He wasn’t a fool. Growing crops required water, no matter how you looked at it. On a planet where nothing was more valuable than water, bringing his own supply had been the only way he could think of to guarantee his plan’s success.

  He didn’t have time for a second chance if his first attempt failed. His medical prognosis was clear: he had three months at most to receive the first treatment of the Womack Process or he would die.

  CHAPTER

  TWO

  Federal Case Number 3:43-CR-1092-CA

  Exhibit N

  The following list of equipment and items was found at a clinic suspected of supplying the nucleonic therapy of the Womack Process:

  DNA sequencing computer

  Surgical tools: scalpel, forceps, scissors, spreaders

  Tissue sample container

  Liquid nitrogen cryogenic chamber

  …

  9mm Smith and Wesson handgun

  Silencer for above weapon, attached at time of discovery

  Box of ammunition containing 11 cartridges

  Angeline Nueva de Vita was going to play hooky from school. Evading the teacher wouldn’t be easy; Angeline was a seventh-generation Martian, and even though she had just turned fourteen, she was nearly six feet tall. Like her parents, Angeline had a very narrow build, with long, delicate hands. The low gravity didn’t require her to have much lung strength to breathe and her chest was narrow, giving her a spindly look.

  Mr. Borden raised his hands, patiently waiting for silence to fall upon the class. Angeline kept her face turned down and her mouth shut. She knew from experience that it would be harder to sneak away if the teacher was looking for her.

  Eventually the room grew quiet. “Today we’re going on a field trip,” Mr. Borden announced. “We studied about the algae vats that process our expired breath into usable air again. Now we’re going to see them in action.”

  “Again?” a boy complained. “We went last month.”

  “Oh, my mistake,” Mr. Borden said dryly. “You must be an expert already!
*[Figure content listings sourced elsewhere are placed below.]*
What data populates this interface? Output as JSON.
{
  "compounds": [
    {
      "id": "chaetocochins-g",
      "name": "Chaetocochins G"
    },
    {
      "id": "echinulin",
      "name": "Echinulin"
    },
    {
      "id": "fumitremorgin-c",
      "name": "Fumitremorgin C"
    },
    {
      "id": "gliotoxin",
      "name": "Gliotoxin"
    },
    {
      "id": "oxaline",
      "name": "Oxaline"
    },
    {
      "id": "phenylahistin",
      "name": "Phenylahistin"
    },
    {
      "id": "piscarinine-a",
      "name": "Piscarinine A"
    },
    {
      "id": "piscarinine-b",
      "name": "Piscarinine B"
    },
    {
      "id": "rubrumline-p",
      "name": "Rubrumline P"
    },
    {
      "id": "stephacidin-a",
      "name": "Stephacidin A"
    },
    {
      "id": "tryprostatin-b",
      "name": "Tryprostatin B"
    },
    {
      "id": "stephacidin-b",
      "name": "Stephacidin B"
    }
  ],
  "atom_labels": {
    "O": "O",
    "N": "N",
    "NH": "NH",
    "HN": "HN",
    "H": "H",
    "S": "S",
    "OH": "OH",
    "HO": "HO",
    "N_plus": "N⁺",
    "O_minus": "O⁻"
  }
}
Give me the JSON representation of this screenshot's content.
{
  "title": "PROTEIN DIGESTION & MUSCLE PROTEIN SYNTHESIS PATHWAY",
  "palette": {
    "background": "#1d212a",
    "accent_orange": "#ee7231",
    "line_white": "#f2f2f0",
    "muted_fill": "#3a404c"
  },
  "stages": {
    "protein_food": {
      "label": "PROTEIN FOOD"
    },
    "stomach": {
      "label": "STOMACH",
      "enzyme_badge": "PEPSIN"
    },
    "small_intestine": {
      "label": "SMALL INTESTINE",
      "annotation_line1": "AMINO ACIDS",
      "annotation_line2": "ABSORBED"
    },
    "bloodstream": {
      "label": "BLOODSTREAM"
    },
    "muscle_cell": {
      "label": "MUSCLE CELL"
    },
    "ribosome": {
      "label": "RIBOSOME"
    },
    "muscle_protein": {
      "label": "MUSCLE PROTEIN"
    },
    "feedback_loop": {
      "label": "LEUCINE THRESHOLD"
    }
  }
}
Since you’re so familiar with it, Thomas, can you explain to the class how the photosynthesis cycle sequesters carbon dioxide into sugars?”

  “I dunno what that even means,” Tommy muttered.

  “Well, then I suppose there might be something left for you to learn after all.”

  Tommy glared back in sullen silence.

  Despite herself, Angeline was curious. She found the biology she had studied so far fascinating. A trip to the vats would be almost more exciting than what she had planned.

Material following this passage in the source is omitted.